One of the last temples to be built at Aihole is the Jain temple of Meguti constructed about 634 A.D. Smaller blocks of stone are used, indicating an advance in building technique. Temple No. 53 (Brahmanical) and 39 (Jain), together with the Meguti temple, show influences of the Dravidian style which is characterized by square pyramids in several storeys and the ornamentation is less than that which is characteristic of typical Chalukyan architecture.
The temples at Pattadakal, too, are both Hindu and Jain and belong to the Chalukyan as well as the Dravidian styles. Most of them were built between the 7th and the 8th century A.D. The general characteristic of the Chalukyan temples is the spacing out of the surface by means of pilasters, an idea which was elaborated by later architects. The temple of Papanath is in the Chalukyan style. The Dravidian style temples, of which the Virupaksha is the best, are different, being recognized by their square pyramidal sikharas that culminate in domes. Though not as graceful as their Chalukyan counterparts, they have a certain power all their own.

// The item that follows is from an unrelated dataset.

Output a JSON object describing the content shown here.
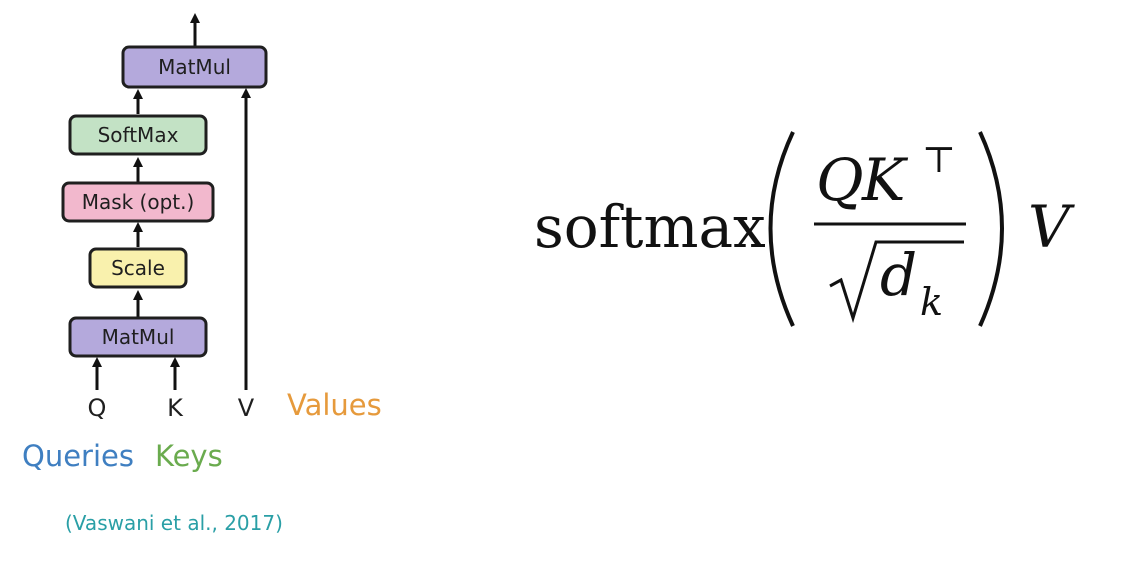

An ancient stronghold of the Chalukyans in the early 6th century. Vatapi (Badami) was the capital of their great ruler Pulakeshin II. Conquered by the Pallavas in 640, it again rose in 653 A.D but the Rashtrakutas occupied it in 753 A.D.
Three of the temples are Brahmanical (550 to 580 A.D.) and there is a Jain temple which dates back to 650 A.D. and they all indicate considerable architectural progress since the days of Aihole. Certain features are shared by all – a pillared verandah, a columned hall and a small square cell (shrine for an image) cut deep into the rock. The exterior is comparatively plain, except for a running border of grotesque ganas (dwarfs). The interior, in contrast, is carved with a wealth of beautiful sculpture. The decoration is excellent but the general plan is somewhat uncertain, as Hindu temples were still at an early stage of development.
The temple dedicated to Vishnu has an inscription that gives the date of its construction as A.D. 573, and is the largest of all. Two temples penetrate unusually deep into the rock and the façade of each consists of a colonnade of four pillars forming the verandah, with two pillars forming an entrance to the central hall.
The Jain temple, (probably excavated in the middle of the next century), imitates the Brahmanical temples, but is smaller in size and has distinguishing elements designed to suit Jain ritual. This phase of rock-cut architecture was of a temporary nature and the art was soon to die out completely.